Anthropic recently announced several policy frameworks relevant to these findings. Anthropic's Advanced AI Framework proposes mandatory independent safety testing for frontier models, transparency requirements, and government authority to block or recall dangerous AI deployments. Anthropic's Economic Policy Framework lays out how governments can prepare for AI's economic impacts-minimizing job displacement where possible and supporting workers so that AI's benefits are broadly shared.
The direction AI takes should not be set only by the companies building it. The more clearly the public's hopes and concerns are measured, the better Anthropic-and other companies-can meet them.
Appendix: Methodology
Population and mode: The Anthropic Public Record is an online survey of the U.S. late-teen and adult internet population, age 16 and over, resident in the 50 states, the District of Columbia, or Puerto Rico. Fieldwork was conducted by YouGov from its online panel between November 1 and December 11, 2025.
Sample design: The study was designed as 52 parallel state and territory samples with a target of approximately 1,000 completes per state (approximately 500 in Montana, North Dakota, South Dakota, Wyoming, Vermont, and Puerto Rico). Quotas were set within each state on age, gender, education, and race/ethnicity. The achieved sample was 51,993 completes, with state sample sizes ranging from 232 (Alaska) to 1,902 (New York).

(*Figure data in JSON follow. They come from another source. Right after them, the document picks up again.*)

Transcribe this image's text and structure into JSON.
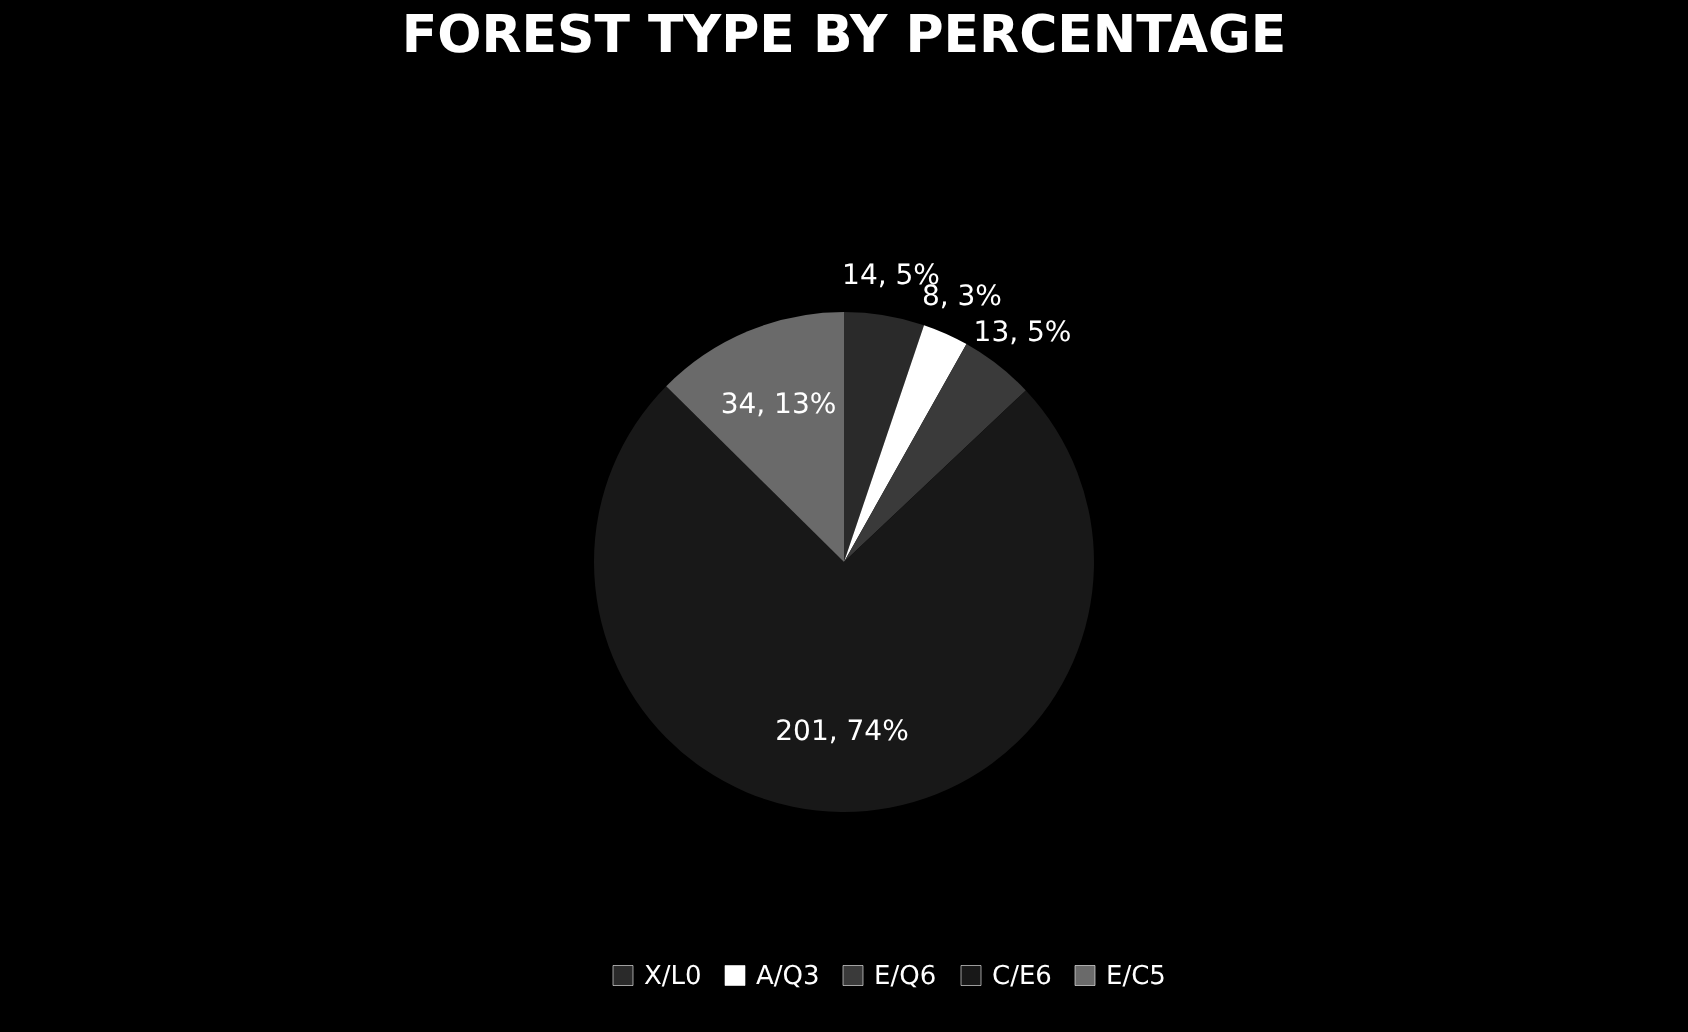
{
  "chart_data": {
    "type": "pie",
    "title": "FOREST TYPE BY PERCENTAGE",
    "categories": [
      "X/L0",
      "A/Q3",
      "E/Q6",
      "C/E6",
      "E/C5"
    ],
    "values": [
      14,
      8,
      13,
      201,
      34
    ],
    "colors": [
      "#2a2a2a",
      "#ffffff",
      "#3a3a3a",
      "#181818",
      "#6a6a6a"
    ],
    "value_labels": [
      "14, 5%",
      "8, 3%",
      "13, 5%",
      "201, 74%",
      "34, 13%"
    ],
    "legend": "bottom"
  }
}
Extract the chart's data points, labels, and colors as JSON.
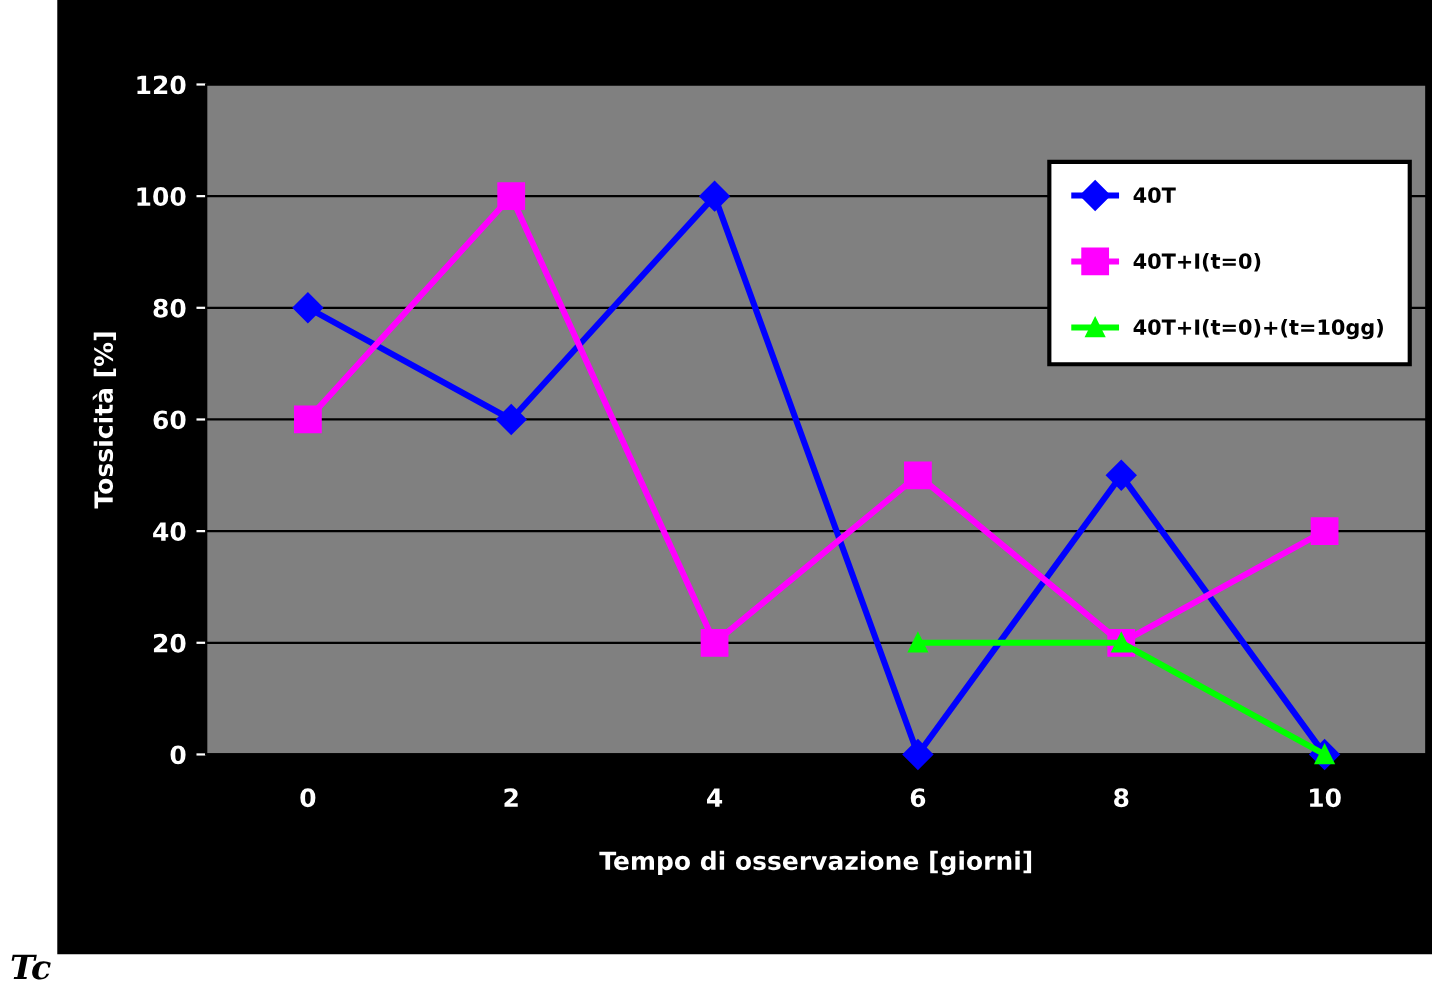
{
  "chart_data": {
    "type": "line",
    "xlabel": "Tempo di osservazione [giorni]",
    "ylabel": "Tossicità [%]",
    "categories": [
      "0",
      "2",
      "4",
      "6",
      "8",
      "10"
    ],
    "series": [
      {
        "name": "40T",
        "color": "#0000ff",
        "marker": "diamond",
        "values": [
          80,
          60,
          100,
          0,
          50,
          0
        ]
      },
      {
        "name": "40T+I(t=0)",
        "color": "#ff00ff",
        "marker": "square",
        "values": [
          60,
          100,
          20,
          50,
          20,
          40
        ]
      },
      {
        "name": "40T+I(t=0)+(t=10gg)",
        "color": "#00ff00",
        "marker": "triangle",
        "values": [
          null,
          null,
          null,
          20,
          20,
          0
        ]
      }
    ],
    "ylim": [
      0,
      120
    ],
    "yticks": [
      0,
      20,
      40,
      60,
      80,
      100,
      120
    ],
    "grid": "y",
    "legend": "top right",
    "annotations": [
      "Tc"
    ]
  }
}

Weighting: Data were weighted to be representative of the U.S. resident population age 16 and over on state, age, gender, education, and race/ethnicity. Weights were normalized to the achieved sample size (mean 1.00, sum 51,993).
Margin of error: The national margin of sampling error is ±0.6 percentage points at the 95% confidence level for a proportion of 50%. State-level margins of error range from ±2.6 points (California, New York, Texas) to ±9.1 points (Wyoming). Margins of error for subgroups are larger.
Reporting conventions: All percentages are weighted. Unless noted otherwise, percentages use the full segment as the denominator (respondents who answered "don't know" or skipped remain in the base). "Worried" on the fears battery is the top four boxes of a five-point worry scale. "As good or better" on the capability battery is the top three boxes of a five-point performance scale. "Integrated users" are respondents who report using AI one or more times daily for work and one or more times daily for personal purposes (unweighted n=2,717). Party affiliation groups include leaners.
Limitations: The Anthropic Public Record captures what Americans believed about AI in late 2025. Anthropic is treating it as a baseline.